Z Geburtshilfe Neonatol 2010; 214 - V16
DOI: 10.1055/s-0030-1248811

Darstellung des interdisziplinären Management bei einem monströsen Steißbeinteratoms

P Degenhardt 1, M Scholz 1, S Huppmann 2, K von Weizsäcker 3, W Henrich 3, E Toubekies 4, C von Heymann 4, M Berns 2
  • 1Universitätsmedizin Berlin Charité, Klinik und Poliklinik für Kinderchirurgie, Berlin, Deutschland
  • 2Universitätsmedizin Berlin Charité, Klinik für Neonatologie, Berlin, Deutschland
  • 3Universitätsmedizin Berlin Charité, Klinik für Geburtsmedizin, Berlin, Deutschland
  • 4Universitätsmedizin Berlin Charité, Klinik für Anästhesiologie mit Schwerpunkt operative Intensivmedizin, Berlin, Deutschland

Das Steißbeinteratom ist die häufigste Manifestation von Keimzelltumoren im Neugeborenenalter. Es tritt mit einer Häufigkeit von 1 zu 30–40.000 Lebendgeborenen auf. Weibliche Neugeborene sind 3-fach häufiger betroffen als männliche. Meist enthält der Tumor Komponenten aller 3 Keimblätter. Er geht von der Steißbeinoberfläche aus und wächst vorwiegend exophytisch zwischen Analöffnung und Steißbein.

Das Steißbeinteratom wird meist im 2. Trimenon pränatal diagnostiziert. Im Neugeborenenalter ist es bei 90% der Fälle äußerlich sichtbar, von sehr variabler Größe, teils solide, teils zystisch und ist manchmal von hämangiomatös veränderter Haut bedeckt. Aufgrund der starken Durchblutung des Tumors kann es postpartal zu erheblicher kardialer Belastung bis hin zum Herzversagen kommen. Bei verzögerter Primäroperation oder bei unvollständiger Resektion besteht die Gefahr der malignen Entartung vor allem nach dem 3. Lebensmonat.

Ferner ist die operative Therapie durch die starke Vaskularisation des Tumors und das erhebliche intraoperative Blutungsrisiko kompliziert. Aus diesem Grunde ist ein frühzeitig geplantes und abgestimmtes Procedere von Geburtsmedizinern, Kinderchirurgen, Anästhesiologen und Neonatologen notwendig, um eine sichere Geburt und eine stabile Herz-Kreislauffunktion während der operativen Therapie des Teratoms zu gewährleisten.

Am Beispiel einer dichoralen Geminigravidität wird die interdisziplinäre Kooperation von Pränataldiagnostik, Geburtsmedizin, Neonatologie, Kinderanästhesie und Kinderchirurgie dargestellt.

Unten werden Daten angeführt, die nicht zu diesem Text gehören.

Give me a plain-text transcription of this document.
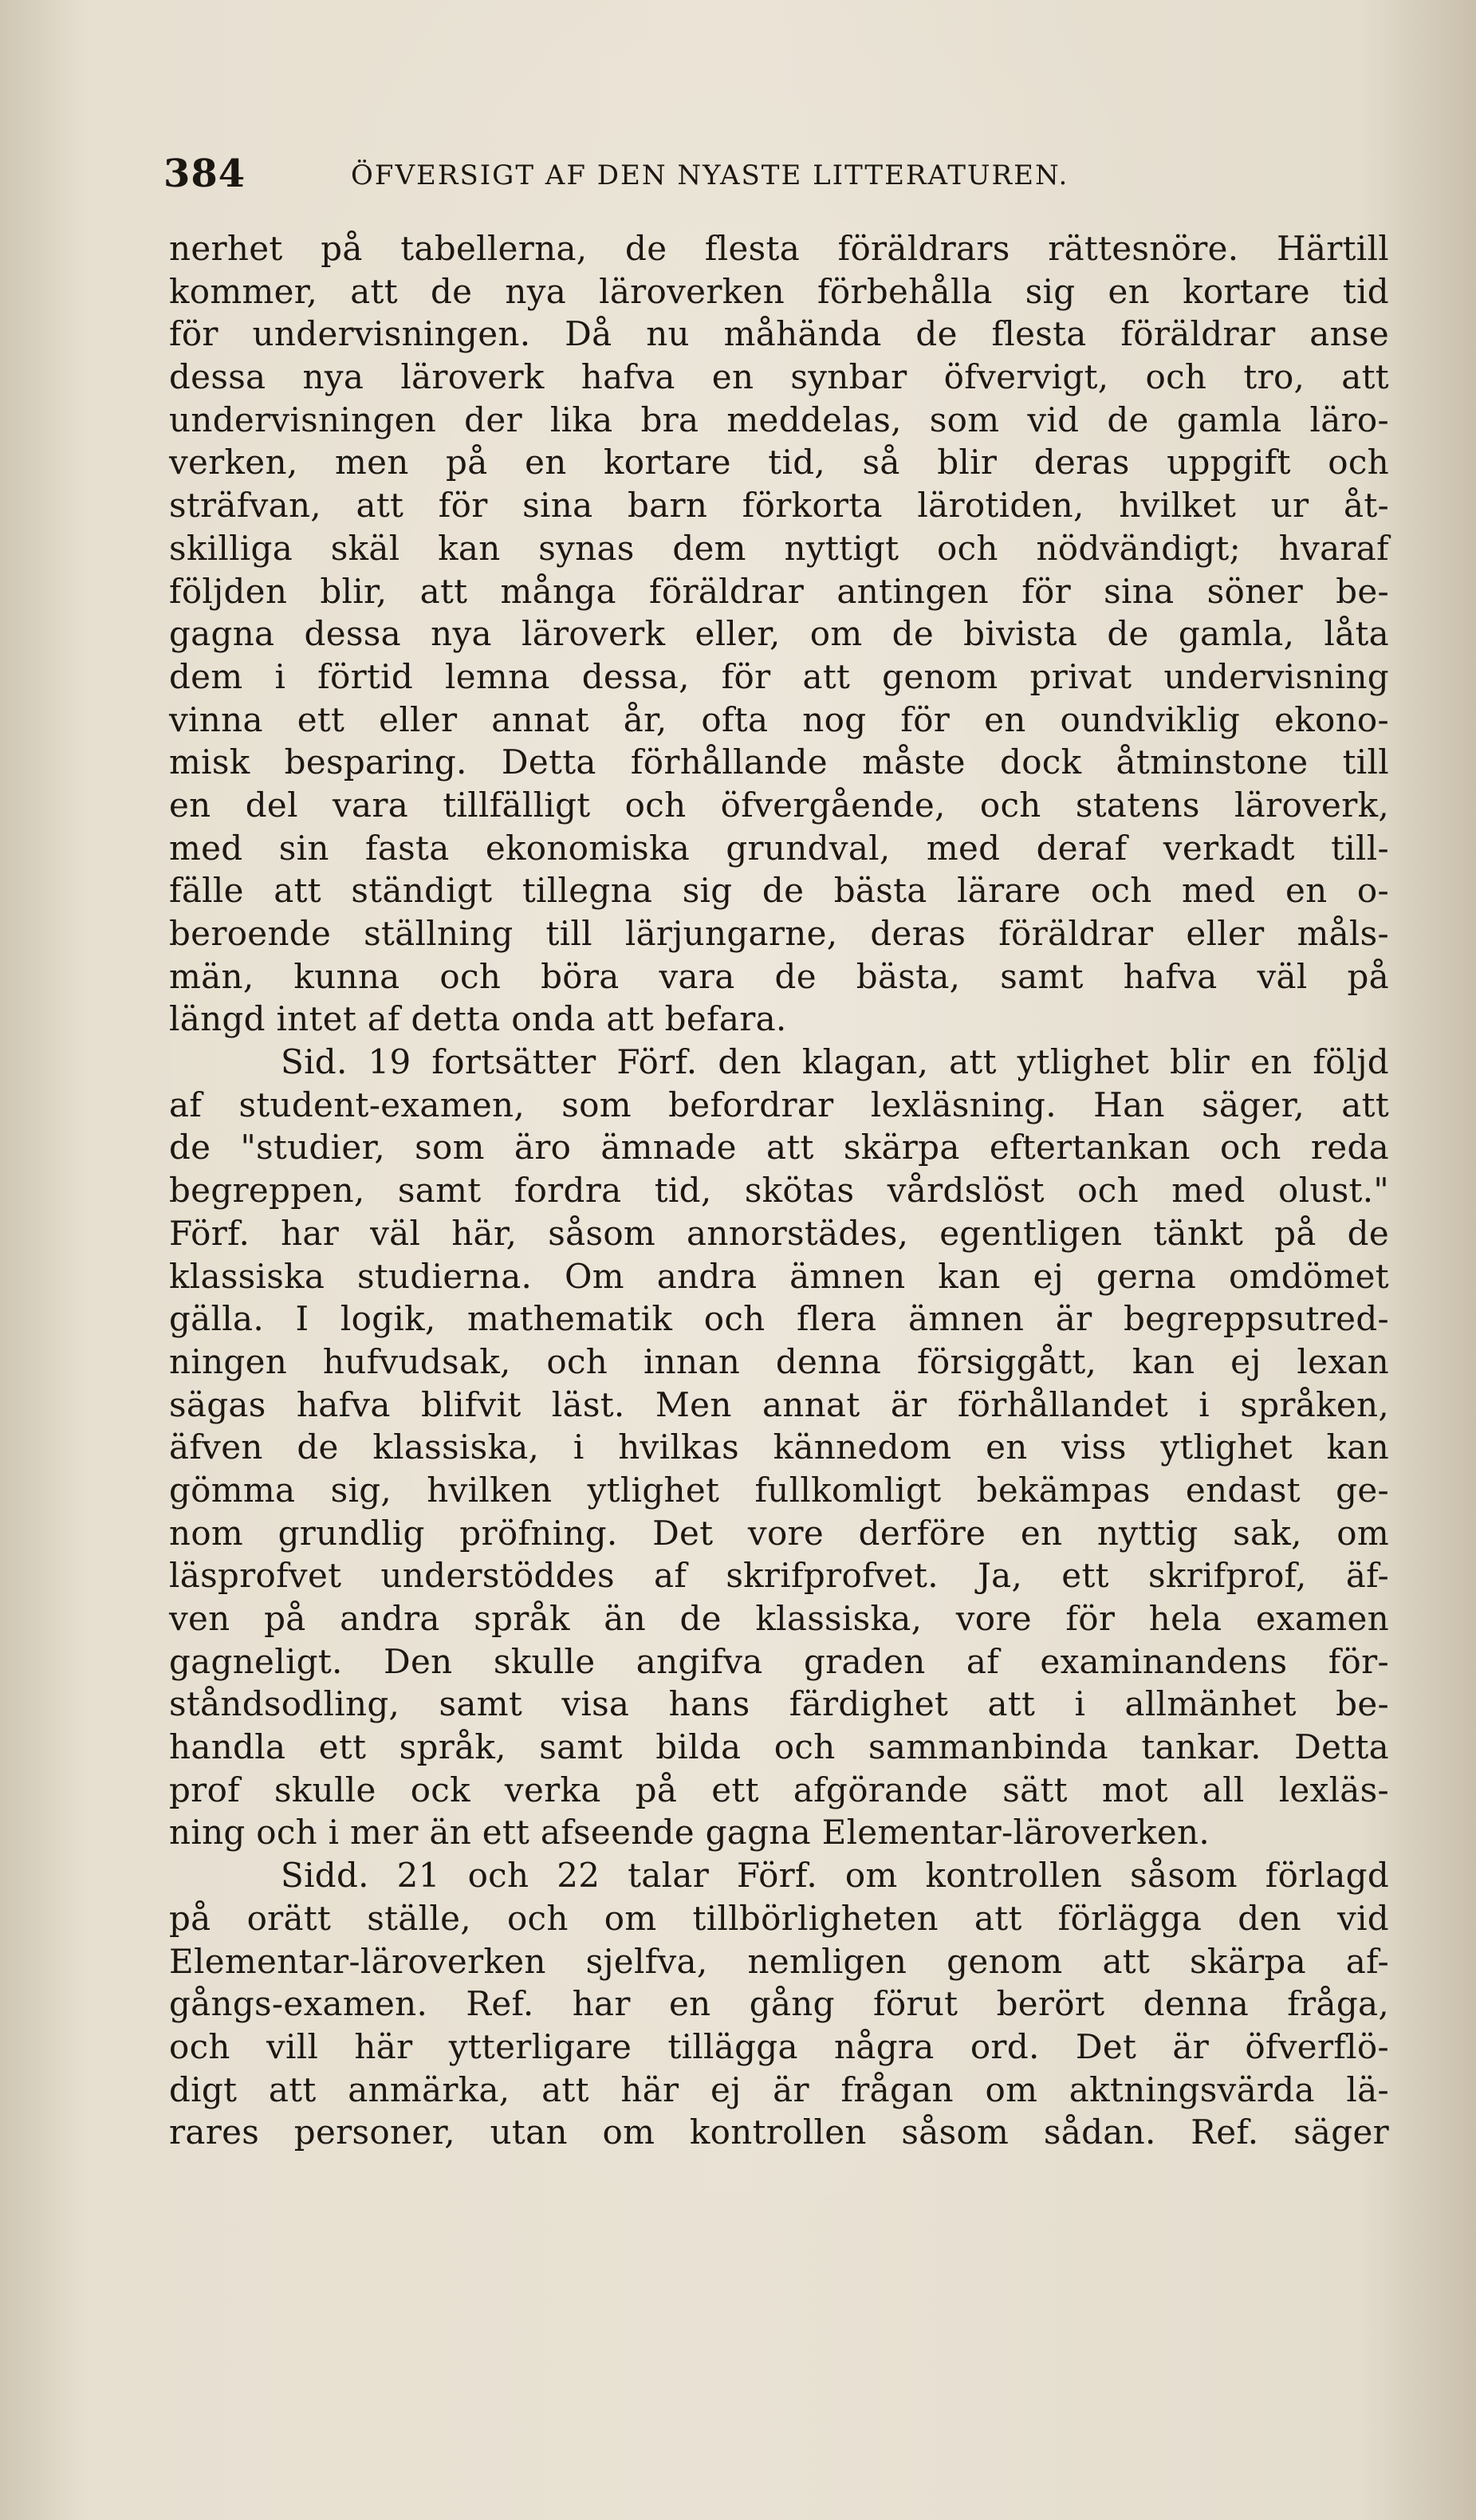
384	ÖFVERSIGT AF DEN NYASTE LITTERATUREN.
nerhet på tabellerna, de flesta föräldrars rättesnöre. Härtill
kommer, att de nya läroverken förbehålla sig en kortare tid
för undervisningen. Då nu måhända de flesta föräldrar anse
dessa nya läroverk hafva en synbar öfvervigt, och tro, att
undervisningen der lika bra meddelas, som vid de gamla läro-
verken, men på en kortare tid, så blir deras uppgift och
sträfvan, att för sina barn förkorta lärotiden, hvilket ur åt-
skilliga skäl kan synas dem nyttigt och nödvändigt; hvaraf
följden blir, att många föräldrar antingen för sina söner be-
gagna dessa nya läroverk eller, om de bivista de gamla, låta
dem i förtid lemna dessa, för att genom privat undervisning
vinna ett eller annat år, ofta nog för en oundviklig ekono-
misk besparing. Detta förhållande måste dock åtminstone till
en del vara tillfälligt och öfvergående, och statens läroverk,
med sin fasta ekonomiska grundval, med deraf verkadt till-
fälle att ständigt tillegna sig de bästa lärare och med en o-
beroende ställning till lärjungarne, deras föräldrar eller måls-
män, kunna och böra vara de bästa, samt hafva väl på
längd intet af detta onda att befara.
Sid. 19 fortsätter Förf. den klagan, att ytlighet blir en följd
af student-examen, som befordrar lexläsning. Han säger, att
de "studier, som äro ämnade att skärpa eftertankan och reda
begreppen, samt fordra tid, skötas vårdslöst och med olust."
Förf. har väl här, såsom annorstädes, egentligen tänkt på de
klassiska studierna. Om andra ämnen kan ej gerna omdömet
gälla. I logik, mathematik och flera ämnen är begreppsutred-
ningen hufvudsak, och innan denna försiggått, kan ej lexan
sägas hafva blifvit läst. Men annat är förhållandet i språken,
äfven de klassiska, i hvilkas kännedom en viss ytlighet kan
gömma sig, hvilken ytlighet fullkomligt bekämpas endast ge-
nom grundlig pröfning. Det vore derföre en nyttig sak, om
läsprofvet understöddes af skrifprofvet. Ja, ett skrifprof, äf-
ven på andra språk än de klassiska, vore för hela examen
gagneligt. Den skulle angifva graden af examinandens för-
ståndsodling, samt visa hans färdighet att i allmänhet be-
handla ett språk, samt bilda och sammanbinda tankar. Detta
prof skulle ock verka på ett afgörande sätt mot all lexläs-
ning och i mer än ett afseende gagna Elementar-läroverken.
Sidd. 21 och 22 talar Förf. om kontrollen såsom förlagd
på orätt ställe, och om tillbörligheten att förlägga den vid
Elementar-läroverken sjelfva, nemligen genom att skärpa af-
gångs-examen. Ref. har en gång förut berört denna fråga,
och vill här ytterligare tillägga några ord. Det är öfverflö-
digt att anmärka, att här ej är frågan om aktningsvärda lä-
rares personer, utan om kontrollen såsom sådan. Ref. säger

Im Rahmen des Organscreenings einer Zwillingsschwangerschaft wurde bereits mit 21 SSW ein großes Steißbeinteratom eines Geminus diagnostiziert. Nach vorzeitigem Blasensprung kam es mit 30+3 SSW zur primären Sektio eines pränatal geschätzt 1200g schweren Mädchens (abzüglich des Tumorgewebes) mit einem APGAR von 8/9/9 geplant im Kinder-OP. Für die Sectio caesarea standen ein geburtsmedizinisches Team, zwei neonatologische Teams zur Erstversorgung der Kinder, zwei Anästhesieteams (das anästhesiologische Kreißsaal-Team und 1 kinderanästhesiologisches Team) und zwei Kinderchirurgen zur sofortigen operativen Versorgung des 20×15cm großen Steißbeinteratoms zur Verfügung. Zwischen Beginn der Schnittentbindung und der Operation des Kindes mit Steißbeinteratom lagen ca. 45min. Nach Narkoseeinleitung, endotrachealer Intubation und Anlage mehrerer periphervenöser Zugänge konnte das Teratom dann als R0-Resektion operativ entfernt werden und hatte ein Gewicht von 1160g.

Der weitere Verlauf der Patientin soll vorgestellt werden. Aktuell ist das Kind altersgerecht entwickelt und zeigt keinen Entwicklungsrückstand im Vergleich zur Zwillingsschwester.

Durch die exakte interdisziplinäre Planung und die Durchführung der Sektio im kinderchirurgischen Operationssaal mit unmittelbarer neonatologischer Erstversorgung, sofortiger kinderanästhesiologischer Narkose und zügigem Operationsbeginn konnte für beide Kinder ein optimaler Ausgang erreicht werden.